Бэррон знал, что красться бессмысленно: он никогда не отличался изяществом, и ступени громко скрипели под его сапогами. Добравшись до невысокой зеленой двери наверху, он замялся, приложил ухо к филенке, но ничего не услышал. Может, он просто слишком чутко спал после ухода Лайлы, волновался за нее: вот ему и померещились грозные шаги в ее комнате? Бэррон ослабил хватку, выдохнул и собрался уже вернуться назад. Но вдруг услышал звон падающих монет, и сомнения в ту же секунду развеялись. Вскинув дробовик, он распахнул дверь.

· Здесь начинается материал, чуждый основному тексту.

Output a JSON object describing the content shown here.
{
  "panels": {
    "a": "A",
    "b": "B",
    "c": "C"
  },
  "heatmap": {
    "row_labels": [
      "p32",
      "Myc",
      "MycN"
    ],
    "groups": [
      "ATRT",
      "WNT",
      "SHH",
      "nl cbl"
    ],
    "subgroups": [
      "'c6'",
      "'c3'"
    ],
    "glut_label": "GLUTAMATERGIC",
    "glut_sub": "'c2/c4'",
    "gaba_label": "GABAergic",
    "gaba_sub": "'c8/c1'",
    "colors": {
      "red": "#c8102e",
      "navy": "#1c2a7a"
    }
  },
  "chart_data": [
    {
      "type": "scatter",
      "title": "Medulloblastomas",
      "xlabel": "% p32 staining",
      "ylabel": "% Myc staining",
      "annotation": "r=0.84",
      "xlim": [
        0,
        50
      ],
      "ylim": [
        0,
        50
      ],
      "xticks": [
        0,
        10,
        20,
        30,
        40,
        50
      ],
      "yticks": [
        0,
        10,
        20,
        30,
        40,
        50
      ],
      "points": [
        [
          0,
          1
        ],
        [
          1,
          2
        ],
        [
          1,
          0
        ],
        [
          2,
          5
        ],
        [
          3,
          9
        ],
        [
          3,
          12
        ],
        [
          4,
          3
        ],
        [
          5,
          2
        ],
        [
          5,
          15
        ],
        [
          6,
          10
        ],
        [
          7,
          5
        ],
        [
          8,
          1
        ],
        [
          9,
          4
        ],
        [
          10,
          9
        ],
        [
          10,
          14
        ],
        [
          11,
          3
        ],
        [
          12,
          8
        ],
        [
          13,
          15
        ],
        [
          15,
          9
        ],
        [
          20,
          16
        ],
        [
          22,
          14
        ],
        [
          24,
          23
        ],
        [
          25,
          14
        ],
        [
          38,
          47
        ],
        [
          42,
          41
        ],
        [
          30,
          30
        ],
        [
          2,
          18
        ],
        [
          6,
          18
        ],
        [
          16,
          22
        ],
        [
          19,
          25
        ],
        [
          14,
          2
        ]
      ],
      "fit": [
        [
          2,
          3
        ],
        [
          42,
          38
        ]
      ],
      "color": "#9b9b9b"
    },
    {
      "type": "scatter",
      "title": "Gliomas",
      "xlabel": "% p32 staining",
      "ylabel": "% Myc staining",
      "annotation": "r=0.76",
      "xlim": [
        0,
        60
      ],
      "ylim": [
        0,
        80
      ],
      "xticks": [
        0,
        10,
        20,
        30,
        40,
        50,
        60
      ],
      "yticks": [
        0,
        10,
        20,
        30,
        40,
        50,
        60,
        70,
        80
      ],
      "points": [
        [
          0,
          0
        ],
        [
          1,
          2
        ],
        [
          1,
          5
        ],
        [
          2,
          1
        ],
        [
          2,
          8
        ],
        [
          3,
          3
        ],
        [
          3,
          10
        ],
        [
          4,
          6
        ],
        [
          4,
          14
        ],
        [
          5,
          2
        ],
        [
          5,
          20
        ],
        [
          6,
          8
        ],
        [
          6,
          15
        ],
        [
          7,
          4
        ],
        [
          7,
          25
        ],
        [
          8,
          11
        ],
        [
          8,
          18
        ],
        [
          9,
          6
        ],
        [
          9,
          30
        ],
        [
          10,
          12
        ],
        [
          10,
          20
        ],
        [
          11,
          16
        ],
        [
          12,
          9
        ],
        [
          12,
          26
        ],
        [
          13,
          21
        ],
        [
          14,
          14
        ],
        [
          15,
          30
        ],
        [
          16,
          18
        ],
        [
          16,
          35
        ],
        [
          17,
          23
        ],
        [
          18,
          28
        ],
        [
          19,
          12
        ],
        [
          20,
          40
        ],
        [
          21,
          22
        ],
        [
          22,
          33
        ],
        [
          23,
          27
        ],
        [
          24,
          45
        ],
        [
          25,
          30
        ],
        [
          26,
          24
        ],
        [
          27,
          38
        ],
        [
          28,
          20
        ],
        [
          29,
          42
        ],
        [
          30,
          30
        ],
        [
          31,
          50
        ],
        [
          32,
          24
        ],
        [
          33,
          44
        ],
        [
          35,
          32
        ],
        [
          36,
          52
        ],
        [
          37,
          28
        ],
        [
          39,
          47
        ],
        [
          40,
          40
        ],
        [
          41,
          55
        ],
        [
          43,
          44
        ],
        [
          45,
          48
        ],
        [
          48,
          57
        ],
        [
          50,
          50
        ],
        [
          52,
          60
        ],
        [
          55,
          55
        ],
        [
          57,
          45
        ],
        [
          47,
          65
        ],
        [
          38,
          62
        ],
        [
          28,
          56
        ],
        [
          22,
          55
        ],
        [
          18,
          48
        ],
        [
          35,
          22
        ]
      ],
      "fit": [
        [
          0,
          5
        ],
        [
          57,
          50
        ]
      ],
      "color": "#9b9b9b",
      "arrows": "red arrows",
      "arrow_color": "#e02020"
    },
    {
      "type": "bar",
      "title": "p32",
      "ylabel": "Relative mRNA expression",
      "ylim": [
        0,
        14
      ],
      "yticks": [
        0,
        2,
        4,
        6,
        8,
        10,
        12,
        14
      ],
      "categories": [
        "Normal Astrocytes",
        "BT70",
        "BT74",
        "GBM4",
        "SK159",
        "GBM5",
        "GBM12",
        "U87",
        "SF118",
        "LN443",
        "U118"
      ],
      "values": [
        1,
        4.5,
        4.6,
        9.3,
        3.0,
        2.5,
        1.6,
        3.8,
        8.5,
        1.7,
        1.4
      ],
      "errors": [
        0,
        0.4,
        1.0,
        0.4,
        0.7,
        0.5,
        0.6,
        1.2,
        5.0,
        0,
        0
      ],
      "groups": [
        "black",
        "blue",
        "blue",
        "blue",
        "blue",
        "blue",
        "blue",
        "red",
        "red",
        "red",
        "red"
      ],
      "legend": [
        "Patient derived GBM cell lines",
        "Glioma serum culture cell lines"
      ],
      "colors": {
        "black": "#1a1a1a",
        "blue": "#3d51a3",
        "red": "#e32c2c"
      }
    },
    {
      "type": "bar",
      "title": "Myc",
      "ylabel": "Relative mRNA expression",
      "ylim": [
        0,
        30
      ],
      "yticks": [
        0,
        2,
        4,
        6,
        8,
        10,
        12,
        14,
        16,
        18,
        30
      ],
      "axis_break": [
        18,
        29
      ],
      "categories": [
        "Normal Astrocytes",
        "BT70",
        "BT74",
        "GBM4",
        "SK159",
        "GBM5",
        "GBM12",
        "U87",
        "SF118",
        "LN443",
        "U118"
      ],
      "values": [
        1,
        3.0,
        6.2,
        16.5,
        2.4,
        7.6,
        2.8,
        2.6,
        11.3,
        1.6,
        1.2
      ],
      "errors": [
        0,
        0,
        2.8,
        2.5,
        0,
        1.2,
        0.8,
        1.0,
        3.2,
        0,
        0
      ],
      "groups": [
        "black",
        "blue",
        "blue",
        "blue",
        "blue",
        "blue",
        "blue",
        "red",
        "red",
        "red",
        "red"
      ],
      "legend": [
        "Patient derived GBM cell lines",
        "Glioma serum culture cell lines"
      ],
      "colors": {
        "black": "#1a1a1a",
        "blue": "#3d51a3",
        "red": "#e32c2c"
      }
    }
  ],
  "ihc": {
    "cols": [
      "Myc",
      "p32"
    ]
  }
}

Лайлы и Келла не было, а у открытого окна стоял человек, покачивая на ладони серебряные карманные часы Лайлы. В свете лампы на столе, заливавшей комнату неестественным бледным светом, незнакомец казался каким-то бесцветным: пепельные волосы, бледная кожа, выцветший серый камзол. Когда он перевел взгляд на Бэррона (оружие в его руках явно не произвело на незнакомца ни малейшего впечатления), хозяин таверны увидел, что один глаз у него зеленый, а другой – черный как смоль.
Именно этого человека описывала ему Лайла. Он знал, как его зовут.
Холланд.
Недолго думая Бэррон взвел курок и разрядил дробовик с оглушительным грохотом, от которого заложило уши. Но когда дым рассеялся, оказалось, что бесцветный человек стоит на том же месте, целый и невредимый. Бэррон вытаращился на него в недоумении. Воздух перед Холландом слабо поблескивал, и лишь несколько мгновений спустя Бэррон догадался, что это застывшая в полете дробь. Крохотные металлические шарики повисели перед грудью Холланда, а затем с грохотом посыпались на пол, точно град.
Не успел Бэррон сделать второй выстрел, как Холланд шевельнул пальцами, и ружье, вырвавшись из рук хозяина таверны и пролетев через всю комнатку, ударилось о стену. Бэррон хотел броситься за ним, но не смог: тело не послушалось. Он словно окаменел, но парализовал его не страх, а кое-что посильнее – магия. Бэррон изо всех сил пытался хотя бы поднять руку, но неведомая сила не позволяла даже шелохнуться.
– Где они? – спросил Холланд низким, холодным и глухим голосом.
По вискам Бэррона катились капельки пота: он боролся с магией, но ничего не мог сделать.
– Ушли, – буркнул он.
Холланд расстроенно покачал головой и достал из-за пояса изогнутый нож.
– Я заметил.
Ровными, гулкими шагами он пересек комнату и приставил клинок к горлу Бэррона. Лезвие было холодным и очень острым.
– Куда они ушли?
От Келла пахло лилиями и травой, а от Холланда – пеплом, кровью и металлом.
Бэррон встретился взглядом с магом. Его глаза были так похожи на глаза Келла – и при этом совершенно другие. Заглянув в них, Бэррон увидел злобу, ненависть и боль. Они танцевали внутри, но ни одно из этих чувств не отражалось на лице.